Long before the fact of Australia was ever confirmed by explorers and cartographers it had already been imagined as a grotesque space, a land peopled by monsters. The idea of its existence was disputed, was even heretical for a time, and with the advent of the transportation of convicts its darkness seemed confirmed. The Antipodes was a world of reversals, the dark subconscious of Britain. It was, for all intents and purposes, Gothic par excellence, the dungeon of the world.
Gerry Turcotte (Australian Gothic. University of Wollongong.1998).
The Australian Gothic : a creative genre emphasising the terrors of isolation in this post-colonial land. The Australian Gothic exposes a tormented communal psyche weighted by dark secrets.

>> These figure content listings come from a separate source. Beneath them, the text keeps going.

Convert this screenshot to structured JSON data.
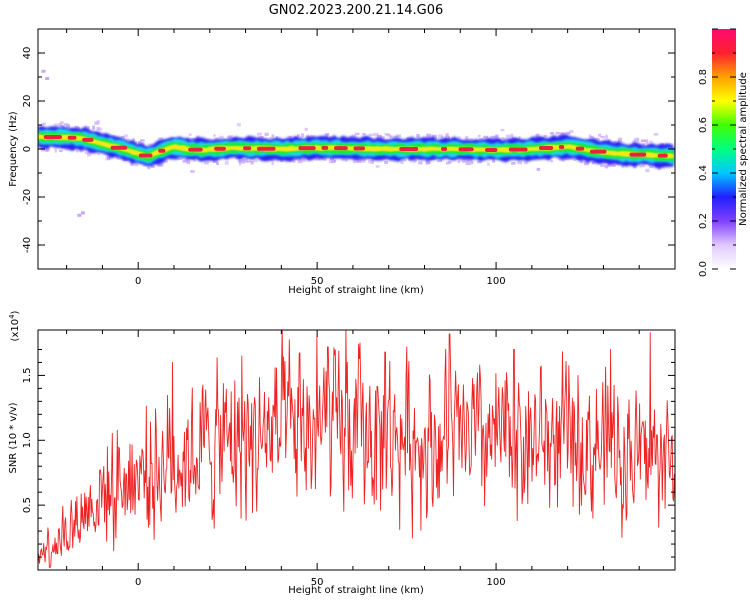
{
  "title": "GN02.2023.200.21.14.G06",
  "colors": {
    "snr_line": "#ee2222",
    "ridge_core": "#e8233a",
    "ridge_inner": "#f6e819",
    "ridge_mid": "#19e83c",
    "ridge_outer": "#1fd8e6",
    "ridge_edge": "#2b24f0",
    "halo": "#c9a6f7"
  },
  "chart_data": [
    {
      "type": "heatmap",
      "name": "spectrogram",
      "xlabel": "Height of straight line (km)",
      "ylabel": "Frequency (Hz)",
      "xlim": [
        -28,
        150
      ],
      "ylim": [
        -50,
        50
      ],
      "xticks": [
        0,
        50,
        100
      ],
      "yticks": [
        -40,
        -20,
        0,
        20,
        40
      ],
      "colorbar": {
        "label": "Normalized spectral amplitude",
        "range": [
          0,
          1
        ],
        "ticks": [
          "0.0",
          "0.2",
          "0.4",
          "0.6",
          "0.8"
        ],
        "tick_values": [
          0,
          0.2,
          0.4,
          0.6,
          0.8
        ],
        "colormap": [
          "#ffffff",
          "#e0c8ff",
          "#8040ff",
          "#2020ff",
          "#00c8ff",
          "#00ff80",
          "#40ff00",
          "#ffff00",
          "#ffa000",
          "#ff2030",
          "#ff0a70"
        ]
      },
      "ridge": {
        "x": [
          -28,
          -22,
          -16,
          -12,
          -8,
          -4,
          0,
          3,
          6,
          10,
          14,
          18,
          22,
          26,
          30,
          40,
          50,
          60,
          70,
          80,
          90,
          100,
          110,
          120,
          128,
          135,
          142,
          150
        ],
        "freq_hz": [
          5,
          5,
          4.5,
          3,
          1.5,
          0,
          -2,
          -3,
          -1,
          1,
          0,
          -0.5,
          0,
          0.5,
          0.3,
          0,
          0.5,
          0.3,
          0,
          0,
          0,
          -0.5,
          0,
          1,
          -1,
          -2,
          -2.5,
          -3
        ]
      }
    },
    {
      "type": "line",
      "name": "snr",
      "xlabel": "Height of straight line (km)",
      "ylabel": "SNR (10 * v/v)",
      "scale_label": "(x10",
      "scale_exp": "4",
      "scale_close": ")",
      "xlim": [
        -28,
        150
      ],
      "ylim": [
        0,
        1.85
      ],
      "xticks": [
        0,
        50,
        100
      ],
      "yticks": [
        0.5,
        1.0,
        1.5
      ],
      "ytick_labels": [
        "0.5",
        "1.0",
        "1.5"
      ],
      "trend": {
        "x": [
          -28,
          -20,
          -10,
          0,
          10,
          20,
          30,
          40,
          50,
          60,
          70,
          80,
          90,
          100,
          110,
          120,
          130,
          140,
          150
        ],
        "y": [
          0.15,
          0.3,
          0.6,
          0.75,
          0.85,
          0.95,
          1.0,
          1.05,
          1.08,
          1.05,
          1.02,
          1.0,
          1.0,
          1.0,
          1.0,
          1.0,
          0.95,
          0.9,
          0.85
        ]
      },
      "peaks": [
        {
          "x": 9.5,
          "y": 1.6
        },
        {
          "x": 29,
          "y": 1.65
        },
        {
          "x": 45,
          "y": 1.67
        },
        {
          "x": 50,
          "y": 1.8
        },
        {
          "x": 53,
          "y": 1.72
        },
        {
          "x": 58,
          "y": 1.85
        },
        {
          "x": 62,
          "y": 1.75
        },
        {
          "x": 69,
          "y": 1.68
        },
        {
          "x": 75,
          "y": 1.72
        },
        {
          "x": 87,
          "y": 1.82
        },
        {
          "x": 105,
          "y": 1.7
        },
        {
          "x": 132,
          "y": 1.7
        },
        {
          "x": 143,
          "y": 1.83
        }
      ]
    }
  ]
}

Australia, a country colonised in 1788 by unwilling convicts and prison guards. For these unfortunates Australia was a nightmarish location, its foreign terrain provoked feelings of fear and alienation. Gone was the British gothic landscape of moors and heaths. In its place were dangerous animals, deserts, bush-fires, floods and droughts. The comfortability of the known European landscape was replaced by this new unstable setting.
Integral to the colonisers’ sense of dislocation and dread was the Australian soundscape. Reading journals and novels from this era it is evident that the aural dimensions of the Australian landscape were strongly perceived in gothic terms of enclosure and entrapment. The vastness of the deserts unsettled the first colonisers who remarked upon its deathlike silence, while in the forests the mass of unfamiliar sounds induced intense feelings of fear and disorientation. This sparked feelings of loathing towards the newly colonised space, including the Aboriginal people. In the Australian Gothic tradition the landscape sounded alive, it surrounded and entrapped with suffocating force.

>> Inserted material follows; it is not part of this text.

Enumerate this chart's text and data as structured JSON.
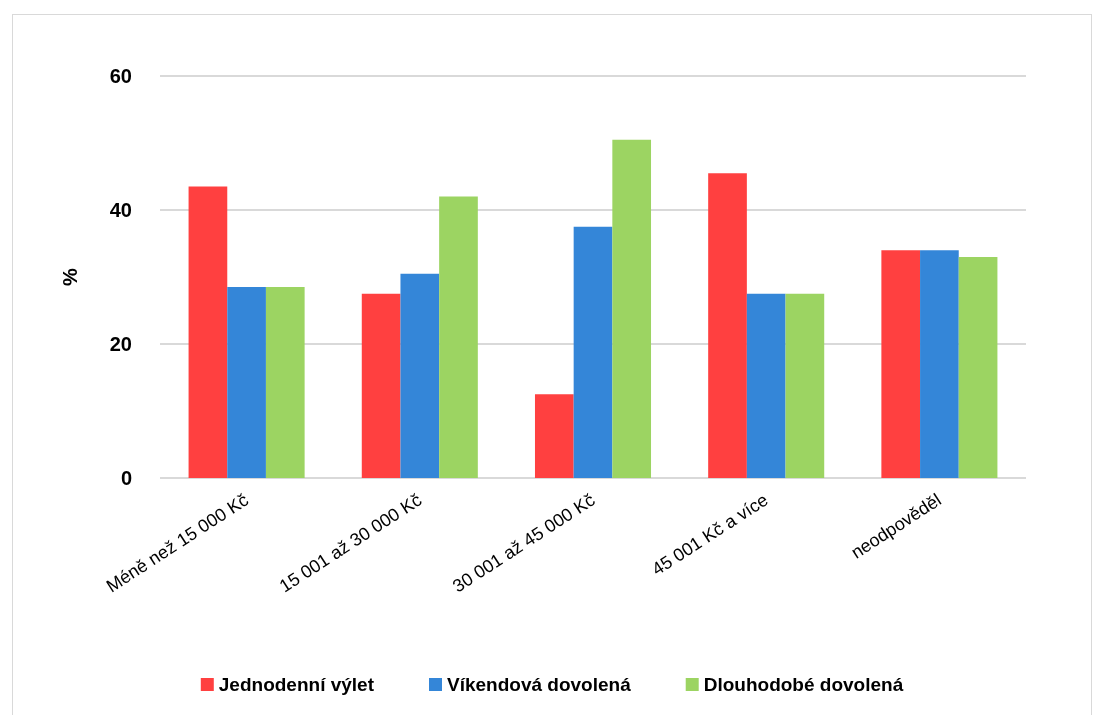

Growing up in a region where Aboriginal artifacts from the pre-colonial era could readily be found under shallow soil the bloody layers of history have always sat uncomfortably with me. We live on stolen land, a place where immoral and bloody actions happened in the recent past. We have a sense of un-belonging to this country. It is part of the Australian Gothic experience.
With this in mind I collected field recordings in my local valley of Main Arm, a place like much of Australia, partly suburban, partly open for farming. I wanted to create a composition that featured field recordings, both modified and unmodified, of sounds from local farms. Could we imagine ourselves in the past, a time when the steady expansion of the frontier into traditional Aboriginal land was a primary source of conflict?
Listening to the composition I hope a sense of unease and dread is provoked through its combination of sounds. Yet somewhere underneath its layers there is the suggestion of beauty, of what could have been. Listen and be transported into the fabric of Australia’s Gothic experience.